Leaders of for-profit colleges are applauding a judge's ruling overturning a main component of federal regulations that would have penalized the schools for graduating students with substantial debt and little chance of getting a job in their field.
The rules, set up by the Department of Education, sought to rein in lending to students attending schools that had a history of graduates who failed to repay loans in large numbers or who faced debts they were unlikely to be able to repay. The judge found the thresholds to be arbitrary.
"No one is suggesting that anyone ought to have a free pass, but there are appropriate standards in place already," said Steve Gunderson, president and chief executive of the Association of Private Sector Colleges and Universities, which was the plaintiff in the case. "If there's a particular school that has a problem, then deal with that school but don't [come down] on the entire sector."
The group sued after the Department of Education sought to impose regulations that could have caused some for-profit schools to lose eligibility for federal loans in 2015. The rules would have required that a school meet one of three requirements for three of four years, or lose access to federal student aid: at least 35% of recent graduates are repaying their loans; loan payments eat up no more than 12% of graduates' average annual earnings; or payments consume no more than 30% of graduates' average discretionary income.

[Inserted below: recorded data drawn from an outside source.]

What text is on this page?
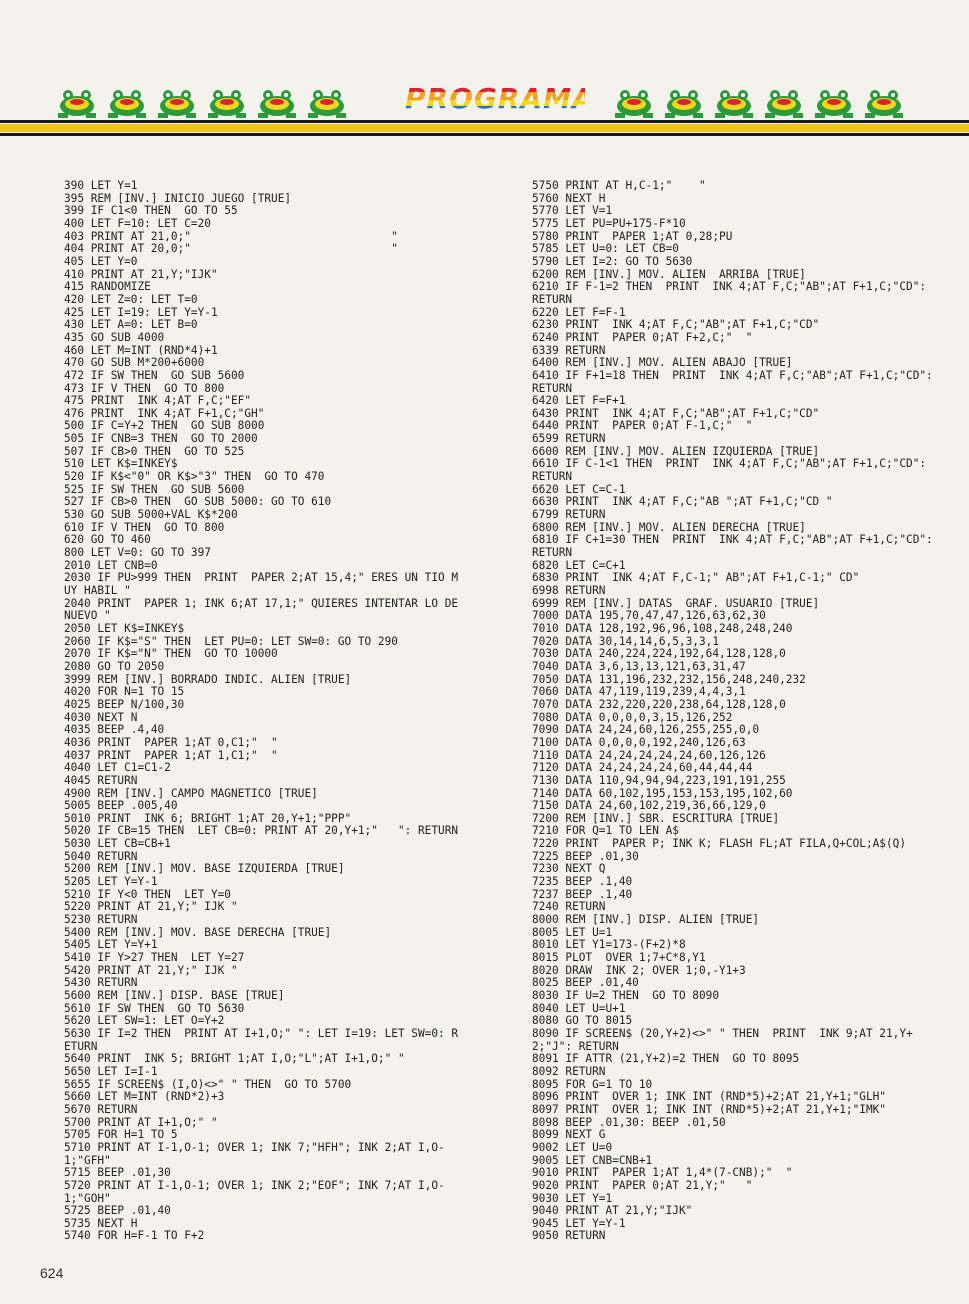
PROGRAMA
390 LET Y=1
395 REM [INV.] INICIO JUEGO [TRUE]
399 IF C1<0 THEN  GO TO 55
400 LET F=10: LET C=20
403 PRINT AT 21,0;"                              "
404 PRINT AT 20,0;"                              "
405 LET Y=0
410 PRINT AT 21,Y;"IJK"
415 RANDOMIZE
420 LET Z=0: LET T=0
425 LET I=19: LET Y=Y-1
430 LET A=0: LET B=0
435 GO SUB 4000
460 LET M=INT (RND*4)+1
470 GO SUB M*200+6000
472 IF SW THEN  GO SUB 5600
473 IF V THEN  GO TO 800
475 PRINT  INK 4;AT F,C;"EF"
476 PRINT  INK 4;AT F+1,C;"GH"
500 IF C=Y+2 THEN  GO SUB 8000
505 IF CNB=3 THEN  GO TO 2000
507 IF CB>0 THEN  GO TO 525
510 LET K$=INKEY$
520 IF K$<"0" OR K$>"3" THEN  GO TO 470
525 IF SW THEN  GO SUB 5600
527 IF CB>0 THEN  GO SUB 5000: GO TO 610
530 GO SUB 5000+VAL K$*200
610 IF V THEN  GO TO 800
620 GO TO 460
800 LET V=0: GO TO 397
2010 LET CNB=0
2030 IF PU>999 THEN  PRINT  PAPER 2;AT 15,4;" ERES UN TIO MUY HABIL "
2040 PRINT  PAPER 1; INK 6;AT 17,1;" QUIERES INTENTAR LO DE NUEVO "
2050 LET K$=INKEY$
2060 IF K$="S" THEN  LET PU=0: LET SW=0: GO TO 290
2070 IF K$="N" THEN  GO TO 10000
2080 GO TO 2050
3999 REM [INV.] BORRADO INDIC. ALIEN [TRUE]
4020 FOR N=1 TO 15
4025 BEEP N/100,30
4030 NEXT N
4035 BEEP .4,40
4036 PRINT  PAPER 1;AT 0,C1;"  "
4037 PRINT  PAPER 1;AT 1,C1;"  "
4040 LET C1=C1-2
4045 RETURN
4900 REM [INV.] CAMPO MAGNETICO [TRUE]
5005 BEEP .005,40
5010 PRINT  INK 6; BRIGHT 1;AT 20,Y+1;"PPP"
5020 IF CB=15 THEN  LET CB=0: PRINT AT 20,Y+1;"   ": RETURN
5030 LET CB=CB+1
5040 RETURN
5200 REM [INV.] MOV. BASE IZQUIERDA [TRUE]
5205 LET Y=Y-1
5210 IF Y<0 THEN  LET Y=0
5220 PRINT AT 21,Y;" IJK "
5230 RETURN
5400 REM [INV.] MOV. BASE DERECHA [TRUE]
5405 LET Y=Y+1
5410 IF Y>27 THEN  LET Y=27
5420 PRINT AT 21,Y;" IJK "
5430 RETURN
5600 REM [INV.] DISP. BASE [TRUE]
5610 IF SW THEN  GO TO 5630
5620 LET SW=1: LET O=Y+2
5630 IF I=2 THEN  PRINT AT I+1,O;" ": LET I=19: LET SW=0: RETURN
5640 PRINT  INK 5; BRIGHT 1;AT I,O;"L";AT I+1,O;" "
5650 LET I=I-1
5655 IF SCREEN$ (I,O)<>" " THEN  GO TO 5700
5660 LET M=INT (RND*2)+3
5670 RETURN
5700 PRINT AT I+1,O;" "
5705 FOR H=1 TO 5
5710 PRINT AT I-1,O-1; OVER 1; INK 7;"HFH"; INK 2;AT I,O-1;"GFH"
5715 BEEP .01,30
5720 PRINT AT I-1,O-1; OVER 1; INK 2;"EOF"; INK 7;AT I,O-1;"GOH"
5725 BEEP .01,40
5735 NEXT H
5740 FOR H=F-1 TO F+2
5750 PRINT AT H,C-1;"    "
5760 NEXT H
5770 LET V=1
5775 LET PU=PU+175-F*10
5780 PRINT  PAPER 1;AT 0,28;PU
5785 LET U=0: LET CB=0
5790 LET I=2: GO TO 5630
6200 REM [INV.] MOV. ALIEN  ARRIBA [TRUE]
6210 IF F-1=2 THEN  PRINT  INK 4;AT F,C;"AB";AT F+1,C;"CD": RETURN
6220 LET F=F-1
6230 PRINT  INK 4;AT F,C;"AB";AT F+1,C;"CD"
6240 PRINT  PAPER 0;AT F+2,C;"  "
6339 RETURN
6400 REM [INV.] MOV. ALIEN ABAJO [TRUE]
6410 IF F+1=18 THEN  PRINT  INK 4;AT F,C;"AB";AT F+1,C;"CD": RETURN
6420 LET F=F+1
6430 PRINT  INK 4;AT F,C;"AB";AT F+1,C;"CD"
6440 PRINT  PAPER 0;AT F-1,C;"  "
6599 RETURN
6600 REM [INV.] MOV. ALIEN IZQUIERDA [TRUE]
6610 IF C-1<1 THEN  PRINT  INK 4;AT F,C;"AB";AT F+1,C;"CD": RETURN
6620 LET C=C-1
6630 PRINT  INK 4;AT F,C;"AB ";AT F+1,C;"CD "
6799 RETURN
6800 REM [INV.] MOV. ALIEN DERECHA [TRUE]
6810 IF C+1=30 THEN  PRINT  INK 4;AT F,C;"AB";AT F+1,C;"CD": RETURN
6820 LET C=C+1
6830 PRINT  INK 4;AT F,C-1;" AB";AT F+1,C-1;" CD"
6998 RETURN
6999 REM [INV.] DATAS  GRAF. USUARIO [TRUE]
7000 DATA 195,70,47,47,126,63,62,30
7010 DATA 128,192,96,96,108,248,248,240
7020 DATA 30,14,14,6,5,3,3,1
7030 DATA 240,224,224,192,64,128,128,0
7040 DATA 3,6,13,13,121,63,31,47
7050 DATA 131,196,232,232,156,248,240,232
7060 DATA 47,119,119,239,4,4,3,1
7070 DATA 232,220,220,238,64,128,128,0
7080 DATA 0,0,0,0,3,15,126,252
7090 DATA 24,24,60,126,255,255,0,0
7100 DATA 0,0,0,0,192,240,126,63
7110 DATA 24,24,24,24,24,60,126,126
7120 DATA 24,24,24,24,60,44,44,44
7130 DATA 110,94,94,94,223,191,191,255
7140 DATA 60,102,195,153,153,195,102,60
7150 DATA 24,60,102,219,36,66,129,0
7200 REM [INV.] SBR. ESCRITURA [TRUE]
7210 FOR Q=1 TO LEN A$
7220 PRINT  PAPER P; INK K; FLASH FL;AT FILA,Q+COL;A$(Q)
7225 BEEP .01,30
7230 NEXT Q
7235 BEEP .1,40
7237 BEEP .1,40
7240 RETURN
8000 REM [INV.] DISP. ALIEN [TRUE]
8005 LET U=1
8010 LET Y1=173-(F+2)*8
8015 PLOT  OVER 1;7+C*8,Y1
8020 DRAW  INK 2; OVER 1;0,-Y1+3
8025 BEEP .01,40
8030 IF U=2 THEN  GO TO 8090
8040 LET U=U+1
8080 GO TO 8015
8090 IF SCREEN$ (20,Y+2)<>" " THEN  PRINT  INK 9;AT 21,Y+2;"J": RETURN
8091 IF ATTR (21,Y+2)=2 THEN  GO TO 8095
8092 RETURN
8095 FOR G=1 TO 10
8096 PRINT  OVER 1; INK INT (RND*5)+2;AT 21,Y+1;"GLH"
8097 PRINT  OVER 1; INK INT (RND*5)+2;AT 21,Y+1;"IMK"
8098 BEEP .01,30: BEEP .01,50
8099 NEXT G
9002 LET U=0
9005 LET CNB=CNB+1
9010 PRINT  PAPER 1;AT 1,4*(7-CNB);"  "
9020 PRINT  PAPER 0;AT 21,Y;"   "
9030 LET Y=1
9040 PRINT AT 21,Y;"IJK"
9045 LET Y=Y-1
9050 RETURN
624
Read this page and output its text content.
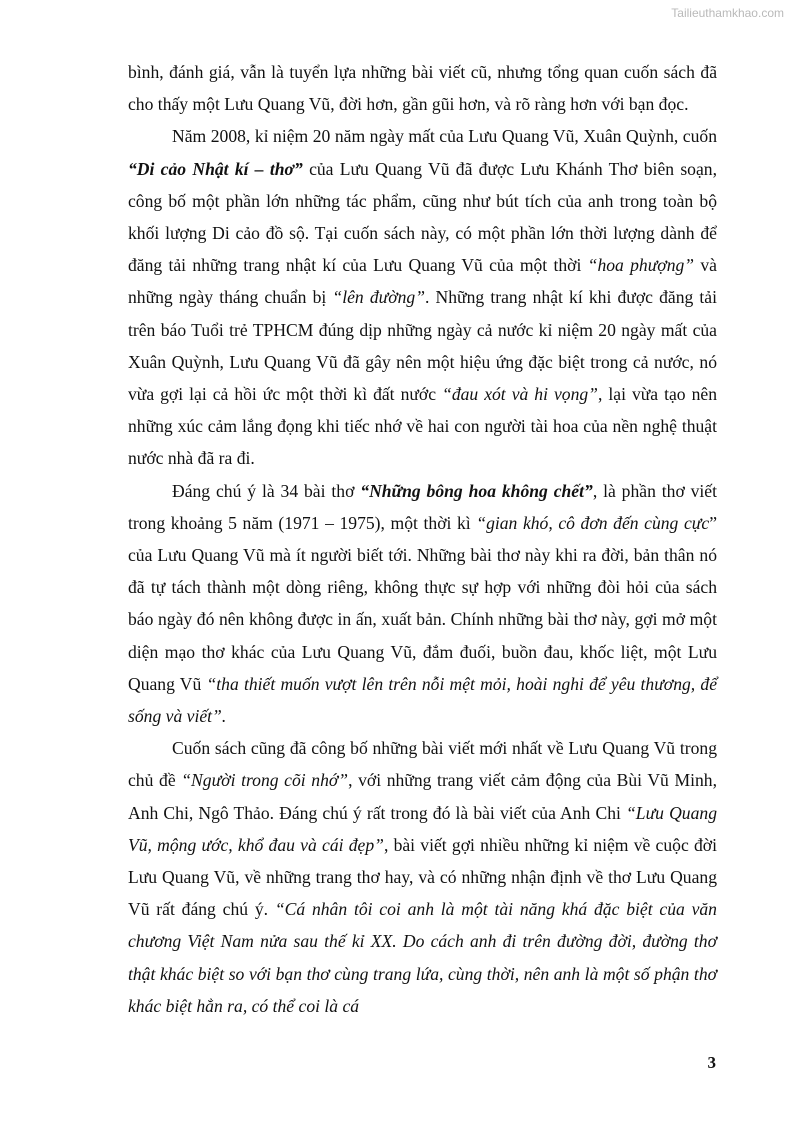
Tailieuthamkhao.com

bình, đánh giá, vẫn là tuyển lựa những bài viết cũ, nhưng tổng quan cuốn sách đã cho thấy một Lưu Quang Vũ, đời hơn, gần gũi hơn, và rõ ràng hơn với bạn đọc.

Năm 2008, kỉ niệm 20 năm ngày mất của Lưu Quang Vũ, Xuân Quỳnh, cuốn “Di cảo Nhật kí – thơ” của Lưu Quang Vũ đã được Lưu Khánh Thơ biên soạn, công bố một phần lớn những tác phẩm, cũng như bút tích của anh trong toàn bộ khối lượng Di cảo đồ sộ. Tại cuốn sách này, có một phần lớn thời lượng dành để đăng tải những trang nhật kí của Lưu Quang Vũ của một thời “hoa phượng” và những ngày tháng chuẩn bị “lên đường”. Những trang nhật kí khi được đăng tải trên báo Tuổi trẻ TPHCM đúng dịp những ngày cả nước kỉ niệm 20 ngày mất của Xuân Quỳnh, Lưu Quang Vũ đã gây nên một hiệu ứng đặc biệt trong cả nước, nó vừa gợi lại cả hồi ức một thời kì đất nước “đau xót và hi vọng”, lại vừa tạo nên những xúc cảm lắng đọng khi tiếc nhớ về hai con người tài hoa của nền nghệ thuật nước nhà đã ra đi.

Đáng chú ý là 34 bài thơ “Những bông hoa không chết”, là phần thơ viết trong khoảng 5 năm (1971 – 1975), một thời kì “gian khó, cô đơn đến cùng cực” của Lưu Quang Vũ mà ít người biết tới. Những bài thơ này khi ra đời, bản thân nó đã tự tách thành một dòng riêng, không thực sự hợp với những đòi hỏi của sách báo ngày đó nên không được in ấn, xuất bản. Chính những bài thơ này, gợi mở một diện mạo thơ khác của Lưu Quang Vũ, đắm đuối, buồn đau, khốc liệt, một Lưu Quang Vũ “tha thiết muốn vượt lên trên nỗi mệt mỏi, hoài nghi để yêu thương, để sống và viết”.

Cuốn sách cũng đã công bố những bài viết mới nhất về Lưu Quang Vũ trong chủ đề “Người trong cõi nhớ”, với những trang viết cảm động của Bùi Vũ Minh, Anh Chi, Ngô Thảo. Đáng chú ý rất trong đó là bài viết của Anh Chi “Lưu Quang Vũ, mộng ước, khổ đau và cái đẹp”, bài viết gợi nhiều những kỉ niệm về cuộc đời Lưu Quang Vũ, về những trang thơ hay, và có những nhận định về thơ Lưu Quang Vũ rất đáng chú ý. “Cá nhân tôi coi anh là một tài năng khá đặc biệt của văn chương Việt Nam nửa sau thế kỉ XX. Do cách anh đi trên đường đời, đường thơ thật khác biệt so với bạn thơ cùng trang lứa, cùng thời, nên anh là một số phận thơ khác biệt hẳn ra, có thể coi là cá

3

Judge Rudolph Contreras, of the U.S. District Court for the District of Columbia, said the debt measures "lacked a reasoned basis" and called them "arbitrary and capricious."
The Department of Education said 48% of for-profit institutions failed to meet the 35% repayment rate for recent graduates. Among public and nonprofit institutions, only 18% of schools fell short of the same measure. But Judge Contreras said the department didn't explain why it had chosen those thresholds other than to indicate they had been hashed out through negotiations.
Sandy Baum, an economist at Skidmore College whose research laid the groundwork for the proposed rules, said the department's regulations set the bar very low but the judge had created an impossible threshold because "there is no one right measure," she said. "It's a continuum and it's a question of where do you draw the line," she added.
For-profit colleges generally attract poorer students and offer more-expensive courses than their public and not-for-profit rivals. As a result, they tend to graduate students with higher debt than those institutions, according to the College Board Advocacy and Policy Center, an arm of the College Board, whose membership includes not-for-profit private and public colleges.
Among students who received bachelor's degrees in 2008, 53% at for-profit schools owed $30,500 or more, compared with 24% for private schools and 12% at public schools.
Among all career-training programs—including for-profit, not-for-profit private and public—35% met all three metrics, 31% met two and 29% met one, according to the Department of Education. The remaining 5%—193 programs across 93 different schools—didn't meet any. Several for-profit schools that didn't meet all of the department's requirements didn't respond to requests for comment.
University of Phoenix, the nation's largest for-profit college, said it "supports meaningful transparency and accountability across higher education. Regardless of the court's ruling, we remain firmly focused on our mission of providing a flexible, relevant and quality education to nontraditional students and working learners."
In his ruling, Judge Contreras noted the need for transparency in the for-profit-college sector. He said for-profit schools have the responsibility to disclose their on-time graduation rates, tuition and fees charged and median debt of graduates.
The Department of Education worked on the regulations for three years and took more than 90,000 public comments before issuing them.
Peter Cunningham, a spokesman for the Department of Education, said Monday that the department was pleased the judge "explicitly upheld our authority to regulate. He also sent a strong signal that this needs regulation."